The attackers may have taken information related to health-insurance coverage and certain medical information as well as the University Health Services (UHS) medical-record number, dates of visits or names of healthcare providers seen, as well as information such as Social Security Number, according to the statement released by UC Berkeley.
About 160,000 individuals are believed to be impacted, including about 3,400 Mills College students whose medical care is tied to health care at Berkeley. Social Security Numbers are used as unique identifiers for students enrolled in the campus Student Health Insurance Plans, the university says.
"The university deeply regrets exposing our students and the Mills community to potential identity theft," said Shelton Waggener, UC Berkeley"s associate vice chancellor for information technology and CIO, said in the statement.
The university believes the server breach began on 9 October last year and continued until 9 April, when administrators performing maintenance identified messages left by the hackers, whose attack was launched from overseas. The attackers accessed a public website and subsequently bypassed additional secured databases stored on the same server, the university contends.
The Berkeley administrators do not believe the hackers were able to steal extensive medical records, said to be stored on a different system.
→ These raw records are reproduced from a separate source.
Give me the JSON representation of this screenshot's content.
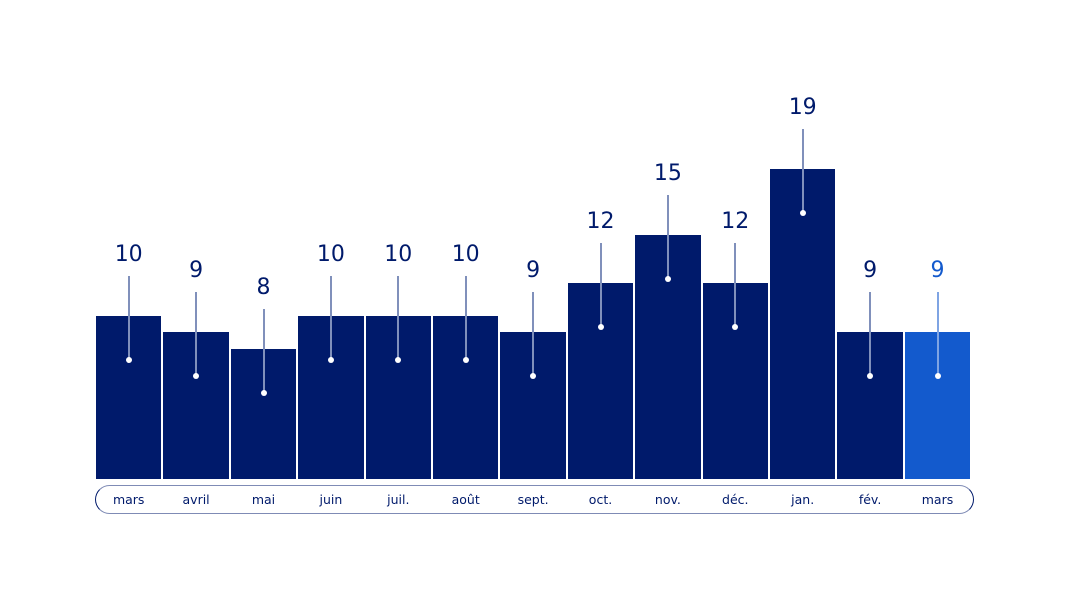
{
  "chart_data": {
    "type": "bar",
    "title": "",
    "xlabel": "",
    "ylabel": "",
    "categories": [
      "mars",
      "avril",
      "mai",
      "juin",
      "juil.",
      "août",
      "sept.",
      "oct.",
      "nov.",
      "déc.",
      "jan.",
      "fév.",
      "mars"
    ],
    "values": [
      10,
      9,
      8,
      10,
      10,
      10,
      9,
      12,
      15,
      12,
      19,
      9,
      9
    ],
    "value_labels": [
      "10",
      "9",
      "8",
      "10",
      "10",
      "10",
      "9",
      "12",
      "15",
      "12",
      "19",
      "9",
      "9"
    ],
    "highlighted_index": 12,
    "ylim": [
      0,
      20
    ],
    "grid": false,
    "legend": null,
    "colors": {
      "bar": "#001a6b",
      "highlight_bar": "#135acd",
      "label_text": "#001a6b",
      "highlight_label_text": "#135acd",
      "stem": "#8090bb",
      "axis_pill_border": "#7f8bb5"
    }
  }
}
"Patient privacy and quality care are cornerstones of our services," said Steve Lustig, associate vice chancellor for health and human services, adding the university is "deeply troubled" by the breach but that "medical records were not touched in this incident. We anticipate that the audit of our systems will inform UHS and the campus of steps that can be taken to continually improve security."
Berkeley is working with campus police and the Federal Bureau of Investigation in investigating the data breach, and the university urged victims of the incident to contact the university hotline established to answer questions at 1-888-729-3301 and to consider placing a fraud alert on their credit-reporting accounts. The campus has also set up a website, for information.
UC Berkeley made headlines a few years back because of a couple of security breaches, including a stolen laptop containing personal information on graduates and a compromised database of California residents.